A ring-like proton velocity distribution with ∂fp(v⊥)/∂v⊥>0 and which is sufficiently anisotropic can excite two distinct types of growing modes in the inner magnetosphere: ion Bernstein instabilities with multiple ion cyclotron harmonics and quasi-perpendicular propagation and an Alfvén-cyclotron instability at frequencies below the proton cyclotron frequency and quasi-parallel propagation. Recent particle-in-cell simulations have demonstrated that even if the maximum linear growth rate of the latter instability is smaller than the corresponding growth of the former instability, the saturation levels of the fluctuating magnetic fields can be greater for the Alfvén-cyclotron instability than for the ion Bernstein instabilities.
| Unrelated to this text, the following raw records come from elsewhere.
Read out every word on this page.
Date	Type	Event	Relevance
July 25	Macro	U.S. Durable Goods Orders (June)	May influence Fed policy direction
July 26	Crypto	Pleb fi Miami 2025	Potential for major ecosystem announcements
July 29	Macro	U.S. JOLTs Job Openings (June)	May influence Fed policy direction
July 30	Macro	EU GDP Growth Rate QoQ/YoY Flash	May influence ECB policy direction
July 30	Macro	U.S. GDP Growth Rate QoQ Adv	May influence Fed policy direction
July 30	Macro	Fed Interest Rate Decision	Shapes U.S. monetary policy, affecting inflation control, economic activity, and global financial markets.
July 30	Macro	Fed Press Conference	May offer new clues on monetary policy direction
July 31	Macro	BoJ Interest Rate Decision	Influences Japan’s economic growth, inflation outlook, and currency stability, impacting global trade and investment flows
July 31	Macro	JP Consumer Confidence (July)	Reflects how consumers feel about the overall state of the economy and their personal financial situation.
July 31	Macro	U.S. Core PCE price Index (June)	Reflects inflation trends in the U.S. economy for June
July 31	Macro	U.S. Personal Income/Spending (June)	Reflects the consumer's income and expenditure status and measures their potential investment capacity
In this study, linear dispersion theory and two-dimensional particle-in-cell simulations are used to examine scalings of the linear growth rate and saturation level of the two types of growing modes as functions of the temperature anisotropy T⊥/T|| for a general ring-like proton distribution with a fixed ring speed of 2vA, where vA is the Alfvén speed. For the proton distribution parameters chosen, the maximum linear theory growth rate of the Alfvén-cyclotron waves is smaller than that of the fastest-growing Bernstein mode for the wide range of anisotropies (1≤T⊥/T||≤7) considered here. Yet the corresponding particle-in-cell simulations yield a higher saturation level of the fluctuating magnetic fields for the Alfvén-cyclotron instability than for the Bernstein modes as long as T⊥/T||≳3. Since fast magnetosonic waves with ion Bernstein instability properties observed in the magnetosphere are often not accompanied by electromagnetic ion cyclotron waves, the results of the present study indicate that the ring-like proton distributions responsible for the excitation of these fast magnetosonic waves should not be very anisotropic.